The various judgements of German labour courts, which have either partially or totally banned strikes by the train drivers, are a cause for serious concern. The right to strike in Germany is anchored in the constitutional principle of bargaining autonomy, which prohibits any state interference. This cannot simply be set aside by a court order.

A number of lawyers back this interpretation. In an interview with the Süddeutsche Zeitung, Thomas Dietrich, president of the Federal Labour Court from 1994 to 1999, described the ban on train drivers’ strikes issued over the summer by a labour court in Nuremberg as “grotesque.” He said, “The extent of damage done is insufficient on its own to justify prohibiting a strike.”

The same argument, i.e., the disruption and economic damage arising from a strike, was again employed by a labour court in Chemnitz to restrict the strike activities of train drivers just one week ago.

Such a judgement amounts to annulling the right to strike.

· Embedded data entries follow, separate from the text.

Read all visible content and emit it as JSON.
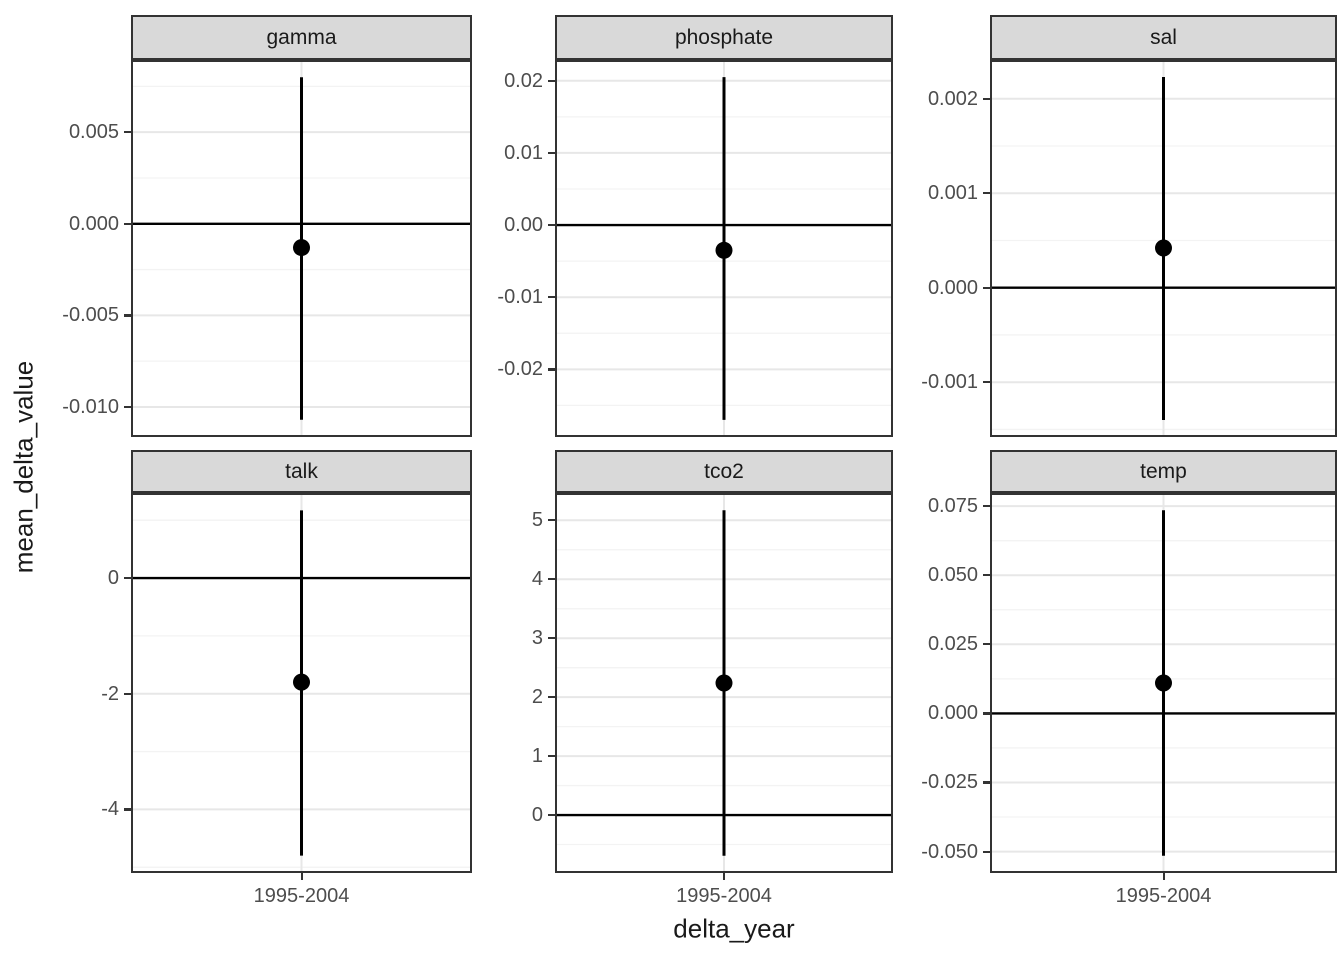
{
  "chart_data": {
    "type": "scatter",
    "subtype": "pointrange-facets",
    "title": "",
    "xlabel": "delta_year",
    "ylabel": "mean_delta_value",
    "x_categories": [
      "1995-2004"
    ],
    "grid": true,
    "legend": null,
    "hline_at": 0,
    "facets": [
      {
        "label": "gamma",
        "x": "1995-2004",
        "mean": -0.0013,
        "ymin": -0.0107,
        "ymax": 0.008,
        "axis_range": [
          -0.01164,
          0.00894
        ],
        "ticks": [
          {
            "v": 0.005,
            "label": "0.005"
          },
          {
            "v": 0.0,
            "label": "0.000"
          },
          {
            "v": -0.005,
            "label": "-0.005"
          },
          {
            "v": -0.01,
            "label": "-0.010"
          }
        ],
        "minor_ticks": [
          0.0075,
          0.0025,
          -0.0025,
          -0.0075
        ]
      },
      {
        "label": "phosphate",
        "x": "1995-2004",
        "mean": -0.0035,
        "ymin": -0.027,
        "ymax": 0.0205,
        "axis_range": [
          -0.02938,
          0.02288
        ],
        "ticks": [
          {
            "v": 0.02,
            "label": "0.02"
          },
          {
            "v": 0.01,
            "label": "0.01"
          },
          {
            "v": 0.0,
            "label": "0.00"
          },
          {
            "v": -0.01,
            "label": "-0.01"
          },
          {
            "v": -0.02,
            "label": "-0.02"
          }
        ],
        "minor_ticks": [
          0.015,
          0.005,
          -0.005,
          -0.015,
          -0.025
        ]
      },
      {
        "label": "sal",
        "x": "1995-2004",
        "mean": 0.00042,
        "ymin": -0.0014,
        "ymax": 0.00223,
        "axis_range": [
          -0.00158,
          0.00241
        ],
        "ticks": [
          {
            "v": 0.002,
            "label": "0.002"
          },
          {
            "v": 0.001,
            "label": "0.001"
          },
          {
            "v": 0.0,
            "label": "0.000"
          },
          {
            "v": -0.001,
            "label": "-0.001"
          }
        ],
        "minor_ticks": [
          0.0015,
          0.0005,
          -0.0005,
          -0.0015
        ]
      },
      {
        "label": "talk",
        "x": "1995-2004",
        "mean": -1.8,
        "ymin": -4.8,
        "ymax": 1.17,
        "axis_range": [
          -5.1,
          1.47
        ],
        "ticks": [
          {
            "v": 0,
            "label": "0"
          },
          {
            "v": -2,
            "label": "-2"
          },
          {
            "v": -4,
            "label": "-4"
          }
        ],
        "minor_ticks": [
          1,
          -1,
          -3,
          -5
        ]
      },
      {
        "label": "tco2",
        "x": "1995-2004",
        "mean": 2.24,
        "ymin": -0.69,
        "ymax": 5.17,
        "axis_range": [
          -0.983,
          5.463
        ],
        "ticks": [
          {
            "v": 5,
            "label": "5"
          },
          {
            "v": 4,
            "label": "4"
          },
          {
            "v": 3,
            "label": "3"
          },
          {
            "v": 2,
            "label": "2"
          },
          {
            "v": 1,
            "label": "1"
          },
          {
            "v": 0,
            "label": "0"
          }
        ],
        "minor_ticks": [
          4.5,
          3.5,
          2.5,
          1.5,
          0.5,
          -0.5
        ]
      },
      {
        "label": "temp",
        "x": "1995-2004",
        "mean": 0.011,
        "ymin": -0.0515,
        "ymax": 0.0735,
        "axis_range": [
          -0.05775,
          0.07975
        ],
        "ticks": [
          {
            "v": 0.075,
            "label": "0.075"
          },
          {
            "v": 0.05,
            "label": "0.050"
          },
          {
            "v": 0.025,
            "label": "0.025"
          },
          {
            "v": 0.0,
            "label": "0.000"
          },
          {
            "v": -0.025,
            "label": "-0.025"
          },
          {
            "v": -0.05,
            "label": "-0.050"
          }
        ],
        "minor_ticks": [
          0.0625,
          0.0375,
          0.0125,
          -0.0125,
          -0.0375
        ]
      }
    ],
    "colors": {
      "point": "#000000",
      "errorbar": "#000000",
      "zero_line": "#000000",
      "strip_bg": "#d9d9d9",
      "panel_border": "#333333",
      "grid_major": "#e7e7e7",
      "grid_minor": "#f3f3f3",
      "tick_mark": "#333333",
      "tick_label": "#4d4d4d",
      "strip_text": "#1a1a1a",
      "axis_title": "#1a1a1a",
      "panel_bg": "#ffffff"
    }
  }
}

If strikes are only permitted on the basis that they cause little or no economic damage, the strike weapon is deprived of any force. The sense of a strike consists in exerting pressure by causing economic damage. If the Chemnitz judgement is taken as a guideline, all militant disputes will end up before a judge, with the strikers facing the threat of imprisonment.

A new perspective

The train drivers union, the GDL, headed by CDU member (and former parliamentary deputy) Manfred Schell, is completely incapable of challenging a united front of the DB executive committee, the government, the courts and the DGB trade union federation. The GDL leadership has twisted and turned for weeks desperately seeking a compromise.

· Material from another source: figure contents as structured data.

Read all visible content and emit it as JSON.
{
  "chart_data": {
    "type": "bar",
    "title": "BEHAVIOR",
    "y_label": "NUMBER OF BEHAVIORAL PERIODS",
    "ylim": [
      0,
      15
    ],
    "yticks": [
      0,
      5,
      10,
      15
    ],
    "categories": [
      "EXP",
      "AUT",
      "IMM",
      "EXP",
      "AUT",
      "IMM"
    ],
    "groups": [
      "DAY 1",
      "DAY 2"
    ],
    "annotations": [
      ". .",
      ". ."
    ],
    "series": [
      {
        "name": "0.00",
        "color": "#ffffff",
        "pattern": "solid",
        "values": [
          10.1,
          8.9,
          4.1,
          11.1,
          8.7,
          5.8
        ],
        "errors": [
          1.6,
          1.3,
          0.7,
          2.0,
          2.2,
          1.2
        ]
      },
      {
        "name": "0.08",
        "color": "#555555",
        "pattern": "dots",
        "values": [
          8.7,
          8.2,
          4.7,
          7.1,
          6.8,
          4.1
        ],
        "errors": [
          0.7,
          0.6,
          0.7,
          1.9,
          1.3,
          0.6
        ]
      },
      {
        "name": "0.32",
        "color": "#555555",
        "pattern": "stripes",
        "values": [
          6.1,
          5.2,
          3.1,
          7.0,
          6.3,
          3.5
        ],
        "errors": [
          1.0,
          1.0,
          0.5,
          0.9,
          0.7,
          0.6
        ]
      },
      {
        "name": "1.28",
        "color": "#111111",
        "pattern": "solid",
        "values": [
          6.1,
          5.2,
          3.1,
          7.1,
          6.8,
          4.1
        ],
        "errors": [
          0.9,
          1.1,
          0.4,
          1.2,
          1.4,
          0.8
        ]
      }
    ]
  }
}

Earlier this week, Schell announced that the union would commence four days of strike action beginning Thursday, October 11. At the last minute, however, Schell agreed to talks with management and precipitously called off any action for Thursday.

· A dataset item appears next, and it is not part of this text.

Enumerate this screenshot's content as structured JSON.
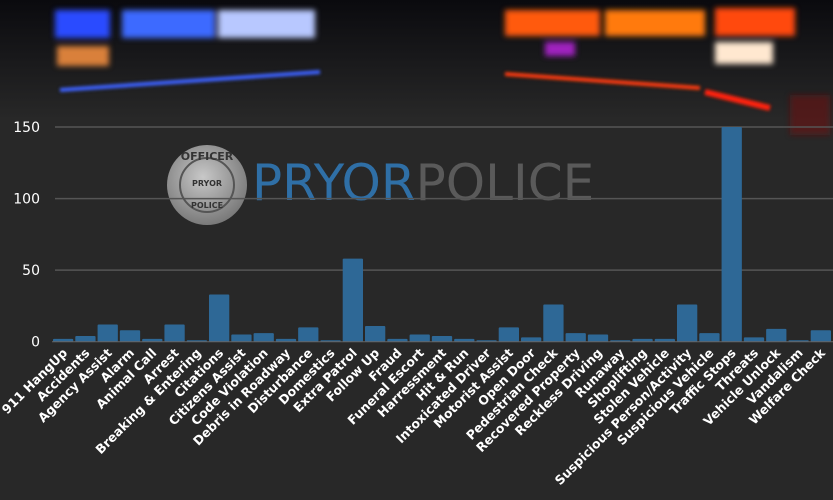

The union has long since signalled its readiness to bring down its wage demands. It is, however, less able to back down on its demand for a separate contract for train drivers because this would threaten its survival as an independent organization.

The docile and vacillating stance struck by the GDL only serves to embolden the DB executive in its drive to defeat the workers and smash the union.

The action taken by the GDL on October 5 resembled more a lockout than a strike. Exploiting the GDL’s desperate hopes for negotiations and compromise over the preceding weeks, the DB had ample time to draw up its plan of attack. On October 5, GDL train drivers were not even allowed onto their locomotives, and GDL members who sought to demonstrate were escorted from railway stations. Since then, the DB executive has dug in even further and categorically turned down any new offer from the union.

Train drivers can no longer leave the leadership of their dispute in the hands of GDL. They should set up their own independent committees to conduct the struggle. They should establish contact with the members of the other railway unions and mobilize them in a broad front against the strike-breaking treachery of the leadership of Transnet and other unions. The strike must be expanded to shut down the entire rail system for an unlimited period. To this end, the train drivers require the solidarity and support of the entire working class.

The defence of living standards as well as social and democratic rights requires a fundamentally new political strategy. The needs of working people must be given priority over the profit interests of big business, through the fight for a socialist programme. Production in general and important public services such as the railways must be freed from the grip of a financial aristocracy and placed at the service of society as a whole.

This can be achieved only if workers break with their old, national-based organizations and conduct a struggle for the socialist reorganization of society on a European and world-wide basis. This is the aim of the World Socialist Web Site and the Socialist Equality Party.